How old do you have to be to become a saint? The Church recently canonised Pope John XXIII and Pope John Paul II. Both were popes and both died in old age. St Mary Mackillop also lived to old age. So is it necessary to live a long life to become a saint?

What makes a person be considered a saint? Do they have to do a lot of extraordinary things? Do they have to show that they are holy over a long period of time?

What are the requirements to be considered a saint?

Today let us take a moment to look at what made Dominic Savio a saint. I am sure you have learnt a lot about him, but let us try and find out what made him a saint.

He came from a very poor family in northern Italy. He was born in 1842. From an early age there was something about Dominic. His family were good Catholics and the life of the family did centre on the faith. Dominic was naturally good. He was attracted to prayer from an early age and prayed every day. He became an altar boy at the age of five and used to go to daily Mass. He was attracted to the life of faith.

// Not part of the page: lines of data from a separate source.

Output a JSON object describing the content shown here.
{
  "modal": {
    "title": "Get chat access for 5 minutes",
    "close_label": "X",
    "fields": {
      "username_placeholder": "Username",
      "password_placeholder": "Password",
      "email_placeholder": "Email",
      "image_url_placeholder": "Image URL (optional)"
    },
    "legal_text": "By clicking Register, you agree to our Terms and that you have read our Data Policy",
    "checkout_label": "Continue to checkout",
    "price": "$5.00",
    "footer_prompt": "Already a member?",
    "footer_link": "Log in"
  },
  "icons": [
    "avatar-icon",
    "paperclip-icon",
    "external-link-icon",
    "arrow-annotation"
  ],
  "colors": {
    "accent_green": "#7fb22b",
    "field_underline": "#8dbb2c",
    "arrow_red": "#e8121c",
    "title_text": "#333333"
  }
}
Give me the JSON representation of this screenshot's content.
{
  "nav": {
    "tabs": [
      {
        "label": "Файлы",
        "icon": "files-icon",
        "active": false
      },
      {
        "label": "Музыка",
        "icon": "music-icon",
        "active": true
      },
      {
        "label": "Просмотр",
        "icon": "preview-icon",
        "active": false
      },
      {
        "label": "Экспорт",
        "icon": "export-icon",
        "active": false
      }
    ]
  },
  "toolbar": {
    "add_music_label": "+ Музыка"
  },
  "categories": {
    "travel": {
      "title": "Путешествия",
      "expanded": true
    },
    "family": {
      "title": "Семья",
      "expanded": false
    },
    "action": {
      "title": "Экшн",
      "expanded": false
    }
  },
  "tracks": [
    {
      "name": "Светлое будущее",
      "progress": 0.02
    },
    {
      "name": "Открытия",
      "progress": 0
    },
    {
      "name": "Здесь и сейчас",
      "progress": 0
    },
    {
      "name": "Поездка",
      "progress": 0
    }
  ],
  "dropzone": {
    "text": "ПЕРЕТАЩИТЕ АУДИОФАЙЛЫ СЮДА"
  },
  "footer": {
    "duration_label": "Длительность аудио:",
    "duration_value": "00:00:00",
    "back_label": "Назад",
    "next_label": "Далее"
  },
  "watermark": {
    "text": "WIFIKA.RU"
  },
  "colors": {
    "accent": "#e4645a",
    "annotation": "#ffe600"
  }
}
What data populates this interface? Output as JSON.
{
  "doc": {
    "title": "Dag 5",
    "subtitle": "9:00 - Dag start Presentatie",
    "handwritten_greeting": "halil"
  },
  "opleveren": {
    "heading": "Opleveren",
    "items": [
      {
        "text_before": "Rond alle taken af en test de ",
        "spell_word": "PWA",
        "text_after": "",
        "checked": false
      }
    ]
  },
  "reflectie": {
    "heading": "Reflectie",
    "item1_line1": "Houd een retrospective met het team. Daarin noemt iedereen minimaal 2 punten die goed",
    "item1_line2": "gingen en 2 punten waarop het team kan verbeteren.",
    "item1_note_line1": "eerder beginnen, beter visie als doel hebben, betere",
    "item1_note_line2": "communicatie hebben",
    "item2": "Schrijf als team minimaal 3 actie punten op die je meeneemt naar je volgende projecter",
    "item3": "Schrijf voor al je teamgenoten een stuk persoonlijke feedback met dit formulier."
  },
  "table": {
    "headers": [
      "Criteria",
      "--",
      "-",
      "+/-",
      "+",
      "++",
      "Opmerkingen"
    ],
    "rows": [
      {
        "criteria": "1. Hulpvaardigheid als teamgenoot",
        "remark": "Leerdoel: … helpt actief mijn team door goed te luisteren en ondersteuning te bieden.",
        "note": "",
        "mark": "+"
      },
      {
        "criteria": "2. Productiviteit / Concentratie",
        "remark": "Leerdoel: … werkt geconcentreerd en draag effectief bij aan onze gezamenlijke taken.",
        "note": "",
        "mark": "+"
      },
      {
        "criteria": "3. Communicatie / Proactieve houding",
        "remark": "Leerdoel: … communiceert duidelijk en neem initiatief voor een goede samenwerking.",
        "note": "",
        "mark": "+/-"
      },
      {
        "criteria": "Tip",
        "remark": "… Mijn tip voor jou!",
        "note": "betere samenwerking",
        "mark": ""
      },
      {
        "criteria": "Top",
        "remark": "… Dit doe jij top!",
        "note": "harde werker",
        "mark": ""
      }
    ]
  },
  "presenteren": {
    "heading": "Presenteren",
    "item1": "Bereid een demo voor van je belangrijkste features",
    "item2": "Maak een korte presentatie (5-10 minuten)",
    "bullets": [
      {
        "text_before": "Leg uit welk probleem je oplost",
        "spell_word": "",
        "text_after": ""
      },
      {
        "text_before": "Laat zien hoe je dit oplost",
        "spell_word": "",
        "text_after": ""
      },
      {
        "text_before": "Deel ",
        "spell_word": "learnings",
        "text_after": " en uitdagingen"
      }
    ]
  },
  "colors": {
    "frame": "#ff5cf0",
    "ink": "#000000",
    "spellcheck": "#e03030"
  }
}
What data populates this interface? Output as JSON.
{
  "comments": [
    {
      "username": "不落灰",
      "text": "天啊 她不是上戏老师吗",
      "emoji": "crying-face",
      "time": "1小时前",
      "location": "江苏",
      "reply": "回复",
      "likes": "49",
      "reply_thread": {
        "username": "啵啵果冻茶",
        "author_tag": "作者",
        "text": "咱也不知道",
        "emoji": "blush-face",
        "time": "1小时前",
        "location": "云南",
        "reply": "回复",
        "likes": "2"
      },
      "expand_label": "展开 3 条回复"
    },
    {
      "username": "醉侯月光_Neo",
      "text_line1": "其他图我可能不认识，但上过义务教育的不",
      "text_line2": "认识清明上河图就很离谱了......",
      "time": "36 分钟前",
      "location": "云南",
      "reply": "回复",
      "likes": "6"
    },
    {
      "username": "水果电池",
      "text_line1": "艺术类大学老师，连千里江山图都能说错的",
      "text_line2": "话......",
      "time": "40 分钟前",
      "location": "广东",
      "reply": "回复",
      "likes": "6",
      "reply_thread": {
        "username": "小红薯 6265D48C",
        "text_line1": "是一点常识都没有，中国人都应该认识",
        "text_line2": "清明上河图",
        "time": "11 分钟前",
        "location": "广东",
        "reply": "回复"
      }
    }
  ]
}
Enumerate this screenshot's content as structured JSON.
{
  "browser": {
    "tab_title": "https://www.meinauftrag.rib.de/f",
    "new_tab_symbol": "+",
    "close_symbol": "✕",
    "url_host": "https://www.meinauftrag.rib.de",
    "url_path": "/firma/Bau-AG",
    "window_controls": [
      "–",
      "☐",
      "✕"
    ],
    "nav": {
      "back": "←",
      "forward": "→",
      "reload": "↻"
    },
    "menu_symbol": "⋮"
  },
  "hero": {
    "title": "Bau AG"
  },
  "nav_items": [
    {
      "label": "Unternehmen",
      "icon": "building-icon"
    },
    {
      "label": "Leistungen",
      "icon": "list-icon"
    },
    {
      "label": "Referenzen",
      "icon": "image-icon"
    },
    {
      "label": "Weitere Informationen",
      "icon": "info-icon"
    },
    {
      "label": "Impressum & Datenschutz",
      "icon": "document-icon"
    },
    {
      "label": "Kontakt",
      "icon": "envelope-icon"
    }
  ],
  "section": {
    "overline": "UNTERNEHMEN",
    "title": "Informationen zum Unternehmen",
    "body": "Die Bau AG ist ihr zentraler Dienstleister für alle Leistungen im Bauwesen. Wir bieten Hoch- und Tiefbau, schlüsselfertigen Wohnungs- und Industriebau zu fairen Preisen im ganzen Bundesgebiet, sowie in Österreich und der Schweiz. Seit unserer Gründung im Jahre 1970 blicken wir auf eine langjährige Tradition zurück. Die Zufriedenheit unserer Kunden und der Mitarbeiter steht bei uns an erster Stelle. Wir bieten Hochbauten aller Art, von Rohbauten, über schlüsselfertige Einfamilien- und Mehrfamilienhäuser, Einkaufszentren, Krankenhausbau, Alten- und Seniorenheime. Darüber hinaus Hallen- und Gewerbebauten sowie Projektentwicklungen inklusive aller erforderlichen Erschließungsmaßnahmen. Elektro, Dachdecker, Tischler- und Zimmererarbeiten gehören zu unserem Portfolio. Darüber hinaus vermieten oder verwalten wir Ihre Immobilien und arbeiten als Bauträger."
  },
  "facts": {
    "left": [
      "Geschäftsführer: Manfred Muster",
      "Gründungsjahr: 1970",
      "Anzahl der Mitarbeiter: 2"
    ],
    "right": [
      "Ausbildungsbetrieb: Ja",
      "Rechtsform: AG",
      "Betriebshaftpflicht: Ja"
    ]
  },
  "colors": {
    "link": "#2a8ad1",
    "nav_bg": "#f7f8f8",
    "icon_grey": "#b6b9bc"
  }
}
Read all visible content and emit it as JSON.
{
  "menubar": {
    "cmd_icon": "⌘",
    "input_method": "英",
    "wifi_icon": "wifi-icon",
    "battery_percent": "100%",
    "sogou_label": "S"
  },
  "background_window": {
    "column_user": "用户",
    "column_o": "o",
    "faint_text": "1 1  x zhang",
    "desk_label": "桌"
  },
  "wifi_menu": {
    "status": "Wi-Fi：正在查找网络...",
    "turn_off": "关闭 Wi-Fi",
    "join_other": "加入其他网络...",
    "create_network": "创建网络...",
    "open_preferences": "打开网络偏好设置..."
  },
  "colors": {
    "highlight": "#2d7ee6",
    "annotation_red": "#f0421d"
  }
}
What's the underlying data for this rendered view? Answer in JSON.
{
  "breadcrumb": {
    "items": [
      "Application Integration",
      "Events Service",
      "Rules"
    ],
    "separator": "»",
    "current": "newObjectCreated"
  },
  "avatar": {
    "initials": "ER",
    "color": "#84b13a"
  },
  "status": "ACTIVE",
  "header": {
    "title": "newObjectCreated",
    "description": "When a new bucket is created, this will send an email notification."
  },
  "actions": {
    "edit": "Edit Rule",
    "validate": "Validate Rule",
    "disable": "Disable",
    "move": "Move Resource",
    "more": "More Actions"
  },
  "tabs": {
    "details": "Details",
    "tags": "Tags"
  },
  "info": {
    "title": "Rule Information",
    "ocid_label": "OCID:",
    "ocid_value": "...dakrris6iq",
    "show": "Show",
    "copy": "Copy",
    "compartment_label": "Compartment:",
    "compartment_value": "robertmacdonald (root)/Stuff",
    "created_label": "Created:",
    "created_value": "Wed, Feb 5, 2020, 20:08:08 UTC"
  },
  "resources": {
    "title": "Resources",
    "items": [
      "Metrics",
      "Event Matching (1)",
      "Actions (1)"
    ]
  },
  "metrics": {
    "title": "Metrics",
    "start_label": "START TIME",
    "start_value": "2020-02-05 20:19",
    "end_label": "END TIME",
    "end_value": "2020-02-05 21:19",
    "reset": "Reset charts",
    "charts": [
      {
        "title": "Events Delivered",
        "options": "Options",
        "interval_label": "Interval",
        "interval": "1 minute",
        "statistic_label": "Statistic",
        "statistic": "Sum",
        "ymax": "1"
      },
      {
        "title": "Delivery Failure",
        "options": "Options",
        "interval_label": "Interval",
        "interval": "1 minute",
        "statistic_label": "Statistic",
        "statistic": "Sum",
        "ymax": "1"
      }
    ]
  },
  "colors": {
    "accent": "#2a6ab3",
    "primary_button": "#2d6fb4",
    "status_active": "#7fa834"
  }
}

At the age of twelve Dominic entered the school run by John Bosco. At school Dominic was a very capable student. He was a happy character and a leader (Don Bosco had great hopes for him). At times he was bullied by his classmates. He just accepted this and did not retaliate. Gradually he won their respect. He was falsely accused by his classmates and did not defend his innocence. When asked why he simply said that Jesus was falsely accused and accepted it. Dominic was an ordinary boy but there was something extraordinary about him.

One day Dominic began to feel sick – he had caught tuberculosis - and was sent home to get better. While at home he grew worseand received the last Sacraments. He was only fifteen. He did not fear death and just before he died his face lit up and he said, "I am seeing such wonderful things!" They were his last words. He was canonized a saint in 1954.

So what can we learn about being a saint from St Dominic Savio?

Firstly, you don’t have to live to old age. He is a boy saint. The martyr Agnes was about the same age. St Therese of Lisieux, the Little Flower, died at the age of 24.

Secondly, you don’t have to do extraordinary things. Dominic was a student who did not do anything particularly extraordinary. So it is not what you do that is important.
So what was it about Dominic. It was clearly the sort of person he was. He clearly had a deep faith and a real love of God. I think this was a special gift that he had. It came from his family. But it also was his own choice. He wanted to be close to God.

The other thing about Dominic was that he was no softy. He had the courage of his convictions. He did not just conform to his classmates expectations in their lower ideals. He was his own man.

One final thing about Dominic was that he was a happy person. As such he was an attractive personality. People liked him. People were attracted to him.

St John Paul II used to often say to young people that they are called to be saints. It is clear that Dominic wanted to be a saint. We are all called to be saints. It is not just something for a few but it is for everyone. St Dominic Savio shows that it is possible even from a young age.

In the first reading today St Paul gave some good advice.
Firstly he said, “I want you to be happy”. Dominic shows that when you are trying to be a saint you become a happy person. Heaven is about being happy forever.

Then he says, “Show a kind and gentle attitude towards everyone”. Let’s do that. Let’s be kind. Let’s be gentle. Let us show that our concern is for the good of others, and not just about myself.

Finally he says, “Fill your minds with those things that are true, noble, right, pure, lovely and honourable”. Let us look at what goes into our minds. Don’t fill your minds with rubbish. Avoid those things which are damaging to our minds. Let us look for the good, the pure, the true, the honourable.

So I say to each student here today: decide to be a saint!